Image segmentation is commonly used to highlight objects and boundaries within images. It assigns labels to each pixel so that pixels with similar labels will have common visual characteristics.
As a result, image segmentation breaks the image into multiple segments that make a whole image if put together. All pixels in one segment will have a common characteristic or computed property like color, brightness, or texture.
Reading barcodes
A barcode is a machine-readable representation of numerals and characters applied onto packages or other surfaces. In machine vision, barcodes are used to decode 1D and 2D codes developed for machine-reading and scanning.
Optical character recognition
OCR is an automated text reading like serial numbers. This type of recognition is used to convert hard copies into digital form, automate record-keeping systems, and more. It also helps edit text, look for words and phrases, make the text more compact, as well as apply digital translation, formatting, and text-to-speech conversion.
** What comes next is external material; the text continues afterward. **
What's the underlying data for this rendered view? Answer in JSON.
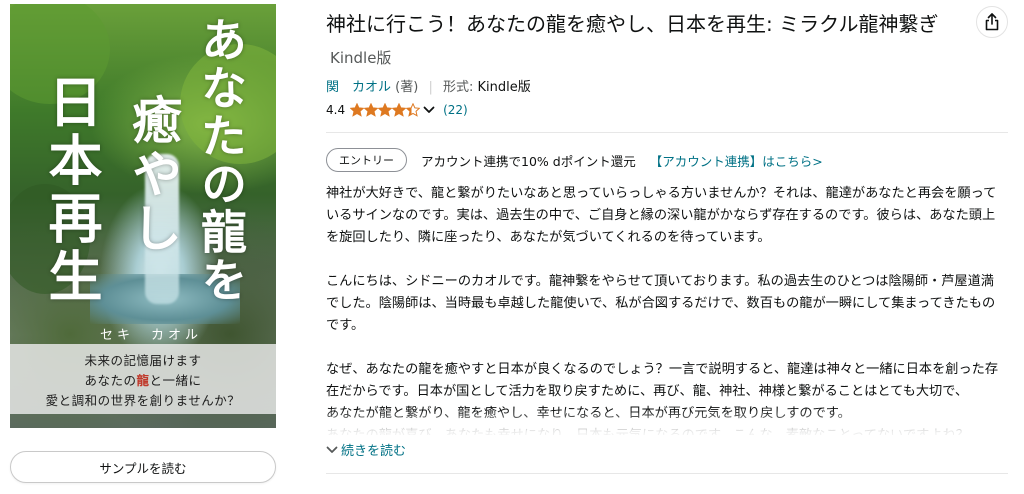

These technologies are closely related because machine vision is a subset of computer vision. The main difference is that MV systems are tethered to a computer and enabled by software while computer vision works without a machine. Computer vision is more powerful since it can analyze digital real-time data from sensors and motion detectors, not merely from images or videos.
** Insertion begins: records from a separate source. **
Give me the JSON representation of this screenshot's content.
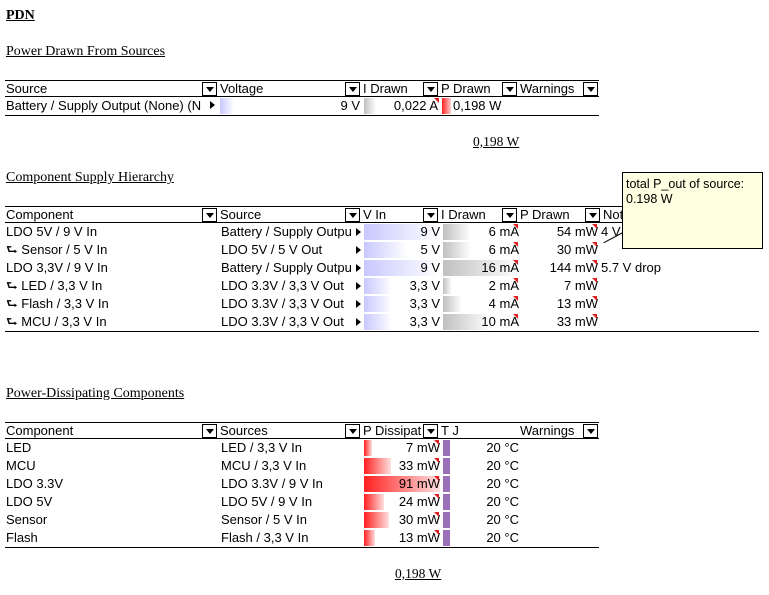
{
  "title": "PDN",
  "sources": {
    "heading": "Power Drawn From Sources",
    "columns": [
      "Source",
      "Voltage",
      "I Drawn",
      "P Drawn",
      "Warnings"
    ],
    "rows": [
      {
        "source": "Battery / Supply Output (None) (N",
        "voltage": "9 V",
        "i": "0,022 A",
        "p": "0,198 W",
        "warn": ""
      }
    ],
    "total": "0,198 W"
  },
  "hierarchy": {
    "heading": "Component Supply Hierarchy",
    "columns": [
      "Component",
      "Source",
      "V In",
      "I Drawn",
      "P Drawn",
      "Not"
    ],
    "rows": [
      {
        "component": "LDO 5V / 9 V In",
        "source": "Battery / Supply Outpu",
        "vin": "9 V",
        "i": "6 mA",
        "p": "54 mW",
        "note": "4 V"
      },
      {
        "component": "⮑ Sensor / 5 V In",
        "source": "LDO 5V / 5 V Out",
        "vin": "5 V",
        "i": "6 mA",
        "p": "30 mW",
        "note": ""
      },
      {
        "component": "LDO 3,3V / 9 V In",
        "source": "Battery / Supply Outpu",
        "vin": "9 V",
        "i": "16 mA",
        "p": "144 mW",
        "note": "5.7 V drop"
      },
      {
        "component": "⮑ LED / 3,3 V In",
        "source": "LDO 3.3V / 3,3 V Out",
        "vin": "3,3 V",
        "i": "2 mA",
        "p": "7 mW",
        "note": ""
      },
      {
        "component": "⮑ Flash / 3,3 V In",
        "source": "LDO 3.3V / 3,3 V Out",
        "vin": "3,3 V",
        "i": "4 mA",
        "p": "13 mW",
        "note": ""
      },
      {
        "component": "⮑ MCU / 3,3 V In",
        "source": "LDO 3.3V / 3,3 V Out",
        "vin": "3,3 V",
        "i": "10 mA",
        "p": "33 mW",
        "note": ""
      }
    ],
    "vin_fill": [
      1.0,
      0.56,
      1.0,
      0.37,
      0.37,
      0.37
    ],
    "i_fill": [
      0.37,
      0.37,
      1.0,
      0.12,
      0.25,
      0.63
    ]
  },
  "dissipating": {
    "heading": "Power-Dissipating Components",
    "columns": [
      "Component",
      "Sources",
      "P Dissipat",
      "T J",
      "Warnings"
    ],
    "rows": [
      {
        "component": "LED",
        "source": "LED / 3,3 V In",
        "p": "7 mW",
        "tj": "20 °C"
      },
      {
        "component": "MCU",
        "source": "MCU / 3,3 V In",
        "p": "33 mW",
        "tj": "20 °C"
      },
      {
        "component": "LDO 3.3V",
        "source": "LDO 3.3V / 9 V In",
        "p": "91 mW",
        "tj": "20 °C"
      },
      {
        "component": "LDO 5V",
        "source": "LDO 5V / 9 V In",
        "p": "24 mW",
        "tj": "20 °C"
      },
      {
        "component": "Sensor",
        "source": "Sensor / 5 V In",
        "p": "30 mW",
        "tj": "20 °C"
      },
      {
        "component": "Flash",
        "source": "Flash / 3,3 V In",
        "p": "13 mW",
        "tj": "20 °C"
      }
    ],
    "p_fill": [
      0.08,
      0.36,
      1.0,
      0.26,
      0.33,
      0.14
    ],
    "total": "0,198 W"
  },
  "tooltip": {
    "line1": "total P_out of source:",
    "line2": "0.198 W"
  },
  "colors": {
    "volt_bar": "#c8c8ff",
    "current_bar": "#c0c0c0",
    "power_bar": "#ff2020",
    "temp_bar": "#9a70b8",
    "comment_marker": "#e02020",
    "tooltip_bg": "#ffffe1"
  }
}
Machine Vision systems are designed for quality control, identification, inspection, instructing, and more. Several examples include:
Fixing flaws in production lines. Machine vision can not only identify flawed items but also identify the source of the flaws so they can be rectified.
Agriculture. MV systems detect and guide robotic harvesting machines to the grapes’ exact location on the vine so that they can harvest without grapes loss. They also can be used to detect weeds and find damage caused by pests or insects.
Product tracking. MV makes it simple to track product serial numbers, ingredients, expiration dates, and more.
Management and control of inventory. Thanks to its property of reading barcodes and labels, MV is irreplaceable when it comes to manufacturing and inventory control. The systems help to ensure the right components are added to the products on the assembly line.
Safety. Machine vision can control devices, automating production processes. That increases efficiency and makes the workplace safer as it eliminates the need for people to be in dangerous areas.
As Machine Vision advances, the use cases for this technology will continue to grow.